The log seems indicate the cause is the permission of /var/log/audit/audit.log.
However, I have not change anything in 21/Mar/2018, but just restarted it.
We have 3 servers that have same configuration, no same issue is found in other servers.

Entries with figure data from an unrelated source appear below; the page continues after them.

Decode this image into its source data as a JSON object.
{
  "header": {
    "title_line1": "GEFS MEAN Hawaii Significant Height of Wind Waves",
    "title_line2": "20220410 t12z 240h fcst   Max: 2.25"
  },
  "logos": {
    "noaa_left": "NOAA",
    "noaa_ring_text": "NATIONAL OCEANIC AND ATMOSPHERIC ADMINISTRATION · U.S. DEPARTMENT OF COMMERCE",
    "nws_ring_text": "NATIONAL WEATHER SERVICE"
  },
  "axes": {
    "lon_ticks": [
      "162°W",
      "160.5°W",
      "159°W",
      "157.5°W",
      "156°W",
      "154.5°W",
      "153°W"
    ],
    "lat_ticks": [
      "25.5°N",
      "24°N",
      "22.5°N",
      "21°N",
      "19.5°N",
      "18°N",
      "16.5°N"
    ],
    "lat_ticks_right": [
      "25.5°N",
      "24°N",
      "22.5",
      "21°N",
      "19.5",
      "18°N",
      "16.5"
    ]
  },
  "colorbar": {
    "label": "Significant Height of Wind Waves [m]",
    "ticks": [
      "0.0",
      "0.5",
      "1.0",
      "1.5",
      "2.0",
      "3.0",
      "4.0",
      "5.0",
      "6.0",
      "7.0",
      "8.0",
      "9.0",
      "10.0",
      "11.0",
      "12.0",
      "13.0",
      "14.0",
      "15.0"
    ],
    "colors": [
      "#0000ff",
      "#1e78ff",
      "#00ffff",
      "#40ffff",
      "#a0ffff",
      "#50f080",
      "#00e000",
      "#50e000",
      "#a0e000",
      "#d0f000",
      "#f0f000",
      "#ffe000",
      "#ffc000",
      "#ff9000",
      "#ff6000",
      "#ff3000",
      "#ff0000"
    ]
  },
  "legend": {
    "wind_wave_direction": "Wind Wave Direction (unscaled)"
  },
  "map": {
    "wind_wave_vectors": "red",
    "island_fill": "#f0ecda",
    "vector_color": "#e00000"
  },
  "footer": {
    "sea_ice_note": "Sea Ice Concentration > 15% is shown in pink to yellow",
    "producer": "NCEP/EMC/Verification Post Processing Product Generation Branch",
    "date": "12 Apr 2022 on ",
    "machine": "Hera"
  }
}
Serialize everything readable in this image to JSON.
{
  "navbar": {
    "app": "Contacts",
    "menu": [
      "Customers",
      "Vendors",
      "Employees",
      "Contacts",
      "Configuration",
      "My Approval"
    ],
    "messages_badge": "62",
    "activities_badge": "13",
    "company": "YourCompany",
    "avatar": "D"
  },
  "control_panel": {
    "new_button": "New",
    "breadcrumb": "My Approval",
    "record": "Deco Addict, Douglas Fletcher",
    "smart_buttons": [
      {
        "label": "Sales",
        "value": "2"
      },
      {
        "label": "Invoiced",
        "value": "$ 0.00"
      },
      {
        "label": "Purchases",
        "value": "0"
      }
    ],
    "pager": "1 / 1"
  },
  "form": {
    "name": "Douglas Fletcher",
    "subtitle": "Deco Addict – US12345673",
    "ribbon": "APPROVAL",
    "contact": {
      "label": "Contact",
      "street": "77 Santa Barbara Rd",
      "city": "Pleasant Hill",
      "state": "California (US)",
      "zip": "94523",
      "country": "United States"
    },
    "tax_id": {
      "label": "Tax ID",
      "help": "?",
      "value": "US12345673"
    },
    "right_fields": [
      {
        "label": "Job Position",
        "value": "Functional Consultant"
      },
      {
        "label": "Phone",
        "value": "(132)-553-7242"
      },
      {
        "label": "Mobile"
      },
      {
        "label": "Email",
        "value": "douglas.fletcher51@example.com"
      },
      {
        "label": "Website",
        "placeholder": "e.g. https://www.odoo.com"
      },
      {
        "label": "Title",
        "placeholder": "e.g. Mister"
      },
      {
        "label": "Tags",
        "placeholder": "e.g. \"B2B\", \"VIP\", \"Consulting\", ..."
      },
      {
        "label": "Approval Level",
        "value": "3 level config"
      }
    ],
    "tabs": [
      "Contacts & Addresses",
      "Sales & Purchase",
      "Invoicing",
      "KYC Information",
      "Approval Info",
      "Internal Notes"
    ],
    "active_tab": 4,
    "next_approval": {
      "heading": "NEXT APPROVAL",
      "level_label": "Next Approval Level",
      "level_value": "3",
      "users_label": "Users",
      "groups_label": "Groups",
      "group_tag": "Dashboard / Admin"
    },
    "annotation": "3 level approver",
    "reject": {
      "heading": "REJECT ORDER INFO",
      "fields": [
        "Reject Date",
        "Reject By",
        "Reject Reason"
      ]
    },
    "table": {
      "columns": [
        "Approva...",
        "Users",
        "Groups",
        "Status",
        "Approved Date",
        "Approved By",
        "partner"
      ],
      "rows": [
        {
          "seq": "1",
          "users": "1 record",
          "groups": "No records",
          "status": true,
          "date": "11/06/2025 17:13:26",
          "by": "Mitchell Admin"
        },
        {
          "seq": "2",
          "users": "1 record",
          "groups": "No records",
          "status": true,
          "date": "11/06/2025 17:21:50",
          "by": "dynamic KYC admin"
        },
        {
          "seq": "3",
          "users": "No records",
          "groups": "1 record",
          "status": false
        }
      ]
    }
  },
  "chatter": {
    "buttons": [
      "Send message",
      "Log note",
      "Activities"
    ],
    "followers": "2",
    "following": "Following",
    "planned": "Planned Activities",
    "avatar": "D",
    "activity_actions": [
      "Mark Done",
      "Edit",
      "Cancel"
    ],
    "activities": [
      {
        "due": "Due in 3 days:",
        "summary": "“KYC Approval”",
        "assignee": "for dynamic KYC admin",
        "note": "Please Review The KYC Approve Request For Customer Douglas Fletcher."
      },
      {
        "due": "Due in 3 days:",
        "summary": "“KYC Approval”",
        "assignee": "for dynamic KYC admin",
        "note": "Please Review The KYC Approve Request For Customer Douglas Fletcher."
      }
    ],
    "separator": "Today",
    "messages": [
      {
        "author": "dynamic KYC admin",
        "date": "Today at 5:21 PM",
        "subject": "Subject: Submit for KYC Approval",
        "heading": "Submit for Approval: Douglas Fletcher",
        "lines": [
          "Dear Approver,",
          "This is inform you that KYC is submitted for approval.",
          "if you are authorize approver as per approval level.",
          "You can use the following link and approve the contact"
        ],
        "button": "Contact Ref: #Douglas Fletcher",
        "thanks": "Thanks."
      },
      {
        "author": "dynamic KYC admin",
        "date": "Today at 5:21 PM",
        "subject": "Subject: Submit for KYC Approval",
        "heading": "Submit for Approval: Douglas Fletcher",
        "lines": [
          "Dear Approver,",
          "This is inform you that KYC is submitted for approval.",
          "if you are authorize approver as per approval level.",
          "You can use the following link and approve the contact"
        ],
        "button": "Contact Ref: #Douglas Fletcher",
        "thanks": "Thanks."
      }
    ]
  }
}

The /etc/logrotate.d/syslog, /etc/audit/auditd.conf are below:
[root@Server09b(omgb)~]# cat /etc/audit/auditd.conf
#
# This file controls the configuration of the audit daemon
#
log_file = /var/log/audit/audit.log
log_format = RAW
log_group = root
priority_boost = 4
flush = INCREMENTAL
freq = 20
num_logs = 5
disp_qos = lossy
dispatcher = /sbin/audispd
name_format = NONE
##name = mydomain
max_log_file = 6
max_log_file_action = ROTATE
space_left = 75
space_left_action = SYSLOG
action_mail_acct = root
admin_space_left = 50
admin_space_left_action = SUSPEND
disk_full_action = SUSPEND
disk_error_action = SUSPEND
##tcp_listen_port =
tcp_listen_queue = 5
tcp_max_per_addr = 1
##tcp_client_ports = 1024-65535
tcp_client_max_idle = 0
enable_krb5 = no
krb5_principal = auditd
##krb5_key_file = /etc/audit/audit.key
[root@Server09b(omgb)~]#
[root@Server09b(omgb)~]# cat /etc/logrotate.d/syslog
/var/log/cron
/var/log/maillog
/var/log/messages
/var/log/secure
/var/log/spooler
/var/log/audit/audit.log
rotate 180
daily
create 0664 root root
sharedscripts
postrotate
/bin/kill -HUP `cat /var/run/syslogd.pid 2> /dev/null` 2> /dev/null || true
endscript
>
Can any professional kindly help and share suggestion to me?